Divides data in a table into several logical splits whose sizes are approximately the same as the specified value. The split points between the splits and the information about hosts on which the splits reside are returned. This operation is used by compute engines to determine execution plans such as concurrency plans.

Request syntax

message ComputeSplitPointsBySizeRequest {
    required string table_name = 1;
    required int64 split_size = 2; // in 100MB
Parameter Type Required Description
table_name string Yes The name of the table whose data you want to divide.
split_size int64 Yes The approximate size of each split. Unit: megabytes.

Response syntax

message ComputeSplitPointsBySizeResponse {
    required ConsumedCapacity consumed = 1;
    repeated PrimaryKeySchema schema = 2;

     * Split points between splits, in the increasing order
     * A split is a consecutive range of primary keys,
     * whose data size is about split_size specified in the request.
     * The size could be hard to be precise.
     * A split point is an array of primary-key column w.r.t. table schema,
     * which is never longer than that of table schema.
     * Tailing -inf will be omitted to reduce transmission payloads.
    repeated bytes split_points = 3;

     * Locations where splits lies in.
     * By the managed nature of TableStore, these locations are no more than hints.
     * If a location is not suitable to be seen, an empty string will be placed.
     message SplitLocation {
         required string location = 1;
         required sint64 repeat = 2;
     repeated SplitLocation locations = 4;
Parameter Type Description
consumed ConsumedCapacity The number of capacity units (CUs) that are consumed by this request.
schema PrimaryKeySchema The schema of the table. The schema is the same as the schema that was defined when the table was created.
split_points repeated bytes The split points between splits. The split points must increase monotonically between these splits. Each split point is a row of data in the PlainBuffer format and contains only the primary key. The last -inf of each split point is not transmitted. This helps reduce the amount of transmitted data.
locations repeated SplitLocation The information about the hosts on which the split points reside. This parameter can be left empty.

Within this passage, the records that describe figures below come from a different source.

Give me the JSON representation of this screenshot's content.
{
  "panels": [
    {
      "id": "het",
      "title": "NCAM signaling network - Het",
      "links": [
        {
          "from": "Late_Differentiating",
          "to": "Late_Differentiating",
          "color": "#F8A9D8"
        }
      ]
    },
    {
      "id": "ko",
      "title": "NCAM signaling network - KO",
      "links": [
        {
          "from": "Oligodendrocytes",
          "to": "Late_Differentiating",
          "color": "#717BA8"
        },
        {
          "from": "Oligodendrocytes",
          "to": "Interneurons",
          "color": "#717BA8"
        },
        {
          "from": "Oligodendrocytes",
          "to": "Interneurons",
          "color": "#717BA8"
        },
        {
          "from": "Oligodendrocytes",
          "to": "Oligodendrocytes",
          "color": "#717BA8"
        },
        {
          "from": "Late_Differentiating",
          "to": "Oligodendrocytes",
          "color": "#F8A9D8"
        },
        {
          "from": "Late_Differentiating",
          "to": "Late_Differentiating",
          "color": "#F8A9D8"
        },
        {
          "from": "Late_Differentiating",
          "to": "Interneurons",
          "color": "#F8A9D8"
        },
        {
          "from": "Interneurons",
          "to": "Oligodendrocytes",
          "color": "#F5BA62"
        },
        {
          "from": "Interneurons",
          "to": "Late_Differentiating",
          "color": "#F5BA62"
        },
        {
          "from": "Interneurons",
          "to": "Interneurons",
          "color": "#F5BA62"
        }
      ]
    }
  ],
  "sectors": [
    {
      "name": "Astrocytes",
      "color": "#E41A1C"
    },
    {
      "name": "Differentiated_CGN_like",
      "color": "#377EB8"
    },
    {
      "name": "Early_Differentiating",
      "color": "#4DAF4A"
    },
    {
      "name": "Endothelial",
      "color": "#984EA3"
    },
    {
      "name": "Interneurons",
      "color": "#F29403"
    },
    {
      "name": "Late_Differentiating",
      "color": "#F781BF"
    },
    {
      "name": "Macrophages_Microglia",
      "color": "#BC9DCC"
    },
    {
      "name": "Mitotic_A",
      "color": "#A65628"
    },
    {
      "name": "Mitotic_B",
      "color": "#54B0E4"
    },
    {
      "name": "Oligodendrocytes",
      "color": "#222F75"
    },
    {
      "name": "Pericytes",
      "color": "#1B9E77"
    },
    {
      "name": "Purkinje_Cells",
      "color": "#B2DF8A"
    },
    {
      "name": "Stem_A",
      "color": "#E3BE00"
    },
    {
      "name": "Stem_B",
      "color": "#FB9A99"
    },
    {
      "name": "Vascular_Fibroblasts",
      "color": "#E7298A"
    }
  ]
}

For example, if a table contains three primary key columns and the data type of the first primary key column is string, the following splits are obtained after you call this operation: (-inf,-inf,-inf) to ("a",-inf,-inf), ("a",-inf,-inf) to ("b",-inf,-inf), ("b",-inf,-inf) to ("c",-inf,-inf), ("c",-inf,-inf) to ("d",-inf,-inf), and ("d",-inf,-inf) to (+inf,+inf,+inf). The first three splits reside on machine-A and the other two splits reside on machine-B. In this case, the value of split_points is [("a"),("b"),("c"),("d")], and the value of locations is "machine-A"*3, "machine-B"*2.

Use Tablestore SDKs

Tablestore SDK for Java: Split data by a specified size

CU consumption

The number of read CUs that are consumed is the same as the number of splits. No write CUs are consumed.